In questa Babele geopolitica si apre oggi il summit di Berlino costruito per riunire tutti i responsabili, in ogni senso, del conflitto in Libia. Puntellato nelle ultime due settimane dalla cancelliera Merkel all’insegna del «multilateralismo», costringerà intorno allo stesso tavolo gli «stivali sul campo» di Russia e Turchia (che trattano già da mesi per proprio conto) la Francia di Macron e l’Egitto di Al Sisi che muovono l’orbita di Haftar, fino al segretario di Stato Usa, Pompeo, al Regno Unito e all’imprescindibile Lega Araba.
Oltre alla presidente della Commissione Ue, Ursula von der Leyen, e all’Italia la cui posizione è allineata a quella tedesca. Il filo diretto Berlino-Roma, da due mesi, è attivo ben oltre la «telefonata di aggiornamento» di ieri pomeriggio di Merkel al presidente Giuseppe Conte. Tra i comuni temi collaterali all’ordine del giorno, spicca il disinnesco della crisi tra Grecia e Turchia sulle estrazioni nel Mediterraneo che rischia di esondare anche nel campo della Nato.
Anche per questo per Germania ed Europa è necessario formalizzare la bozza di accordo basato sul «blocco dei movimenti delle truppe di tutte le parti in conflitto e delle forze che le appoggiano su tutto il territorio libico, dall’inizio del cessate il fuoco» come specificato nella bozza che prevede anche sanzioni per chi non rispetta le regole. Emerge, in parallelo, la priorità di istituire «un Consiglio presidenziale funzionante» e la «formazione di un governo libico unico, unito, inclusivo ed efficace, approvato dalla Camera dei rappresentanti». Ma il processo in Libia passa anche per «elezioni parlamentari e presidenziali libere e indipendenti» e per il trasferimento del «controllo» della crisi «al Consiglio di sicurezza dell’Onu, all’Unione africana, all’Ue e alla Lega Araba con mandato di agire contro chi ostacola il processo politico».

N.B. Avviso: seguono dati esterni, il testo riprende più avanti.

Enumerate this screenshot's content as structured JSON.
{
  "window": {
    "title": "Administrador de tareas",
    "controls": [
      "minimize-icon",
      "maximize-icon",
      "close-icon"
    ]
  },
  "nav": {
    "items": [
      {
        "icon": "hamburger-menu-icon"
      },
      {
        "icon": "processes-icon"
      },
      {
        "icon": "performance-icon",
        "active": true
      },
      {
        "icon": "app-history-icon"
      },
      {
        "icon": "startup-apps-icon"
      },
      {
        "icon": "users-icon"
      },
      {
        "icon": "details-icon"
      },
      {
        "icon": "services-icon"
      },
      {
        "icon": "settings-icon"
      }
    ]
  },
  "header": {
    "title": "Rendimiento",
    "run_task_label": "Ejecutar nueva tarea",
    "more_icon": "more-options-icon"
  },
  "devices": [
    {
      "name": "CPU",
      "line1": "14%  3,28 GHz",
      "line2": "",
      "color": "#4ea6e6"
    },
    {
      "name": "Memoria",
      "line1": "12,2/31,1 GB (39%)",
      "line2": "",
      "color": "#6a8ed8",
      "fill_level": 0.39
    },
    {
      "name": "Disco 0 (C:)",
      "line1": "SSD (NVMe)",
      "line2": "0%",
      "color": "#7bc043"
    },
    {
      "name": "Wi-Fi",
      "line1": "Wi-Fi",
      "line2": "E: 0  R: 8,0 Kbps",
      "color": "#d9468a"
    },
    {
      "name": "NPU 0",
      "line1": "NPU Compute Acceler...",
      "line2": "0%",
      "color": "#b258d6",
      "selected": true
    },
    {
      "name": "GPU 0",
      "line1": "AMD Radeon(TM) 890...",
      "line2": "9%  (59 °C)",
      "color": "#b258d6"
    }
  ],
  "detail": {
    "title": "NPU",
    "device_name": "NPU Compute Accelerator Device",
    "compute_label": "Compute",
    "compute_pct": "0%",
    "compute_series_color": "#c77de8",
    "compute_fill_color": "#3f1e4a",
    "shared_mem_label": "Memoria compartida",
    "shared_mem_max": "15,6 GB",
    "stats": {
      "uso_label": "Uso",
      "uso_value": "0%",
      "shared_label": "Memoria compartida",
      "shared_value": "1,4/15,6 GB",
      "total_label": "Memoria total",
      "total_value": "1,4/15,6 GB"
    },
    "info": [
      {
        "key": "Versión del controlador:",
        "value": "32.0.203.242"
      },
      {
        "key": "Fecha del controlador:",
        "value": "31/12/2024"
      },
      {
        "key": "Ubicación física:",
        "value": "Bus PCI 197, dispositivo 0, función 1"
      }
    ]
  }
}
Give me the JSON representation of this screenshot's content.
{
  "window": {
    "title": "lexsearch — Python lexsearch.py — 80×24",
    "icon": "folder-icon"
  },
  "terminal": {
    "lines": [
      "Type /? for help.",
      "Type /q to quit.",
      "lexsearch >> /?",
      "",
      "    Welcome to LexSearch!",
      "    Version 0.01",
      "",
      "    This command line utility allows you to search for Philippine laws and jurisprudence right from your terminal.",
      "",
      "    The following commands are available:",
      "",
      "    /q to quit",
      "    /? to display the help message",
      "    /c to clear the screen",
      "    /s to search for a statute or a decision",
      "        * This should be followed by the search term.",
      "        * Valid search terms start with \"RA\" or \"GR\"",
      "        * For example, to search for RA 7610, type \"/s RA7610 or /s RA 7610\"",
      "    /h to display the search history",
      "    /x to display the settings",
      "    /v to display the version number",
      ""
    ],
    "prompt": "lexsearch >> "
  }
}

Prima ancora, naturalmente, va ripristinato «il controllo dello Stato sulle forze armate unificate», che però suona quasi una missione impossibile nelle odierne condizioni. In ogni caso l’obiettivo della conferenza di Berlino resta più che ambizioso. Si concentra sulle «riforme economiche strutturali» e sulla creazione di «una Commissione di esperti economisti per la ripresa di tutti i settori». Sarà comunque più facile del rispetto dei diritti umani che anche sulla bozza suona come un mero auspicio.
Si devono «sollecitare tutte le parti a rispettare pienamente il diritto internazionale umanitario e i diritti umani, a proteggere i civili al pari delle infrastrutture civili». Di pari passo bisogna «mettere fine alle detenzioni illegali». Fin qui il canovaccio dell’accordo, nell’attesa della «tregua generale dei combattimenti».
Ma se il documento conclusivo del summit si ridurrà, di fatto, alle sole «pressioni per congelare l’accordo tra la Turchia e Sarraj» come rilevava ieri la tv Al Arabya la conferenza di Babele non sarà il «primo passo verso il processo di pace» auspicato dall’Ue e Angela Merkel.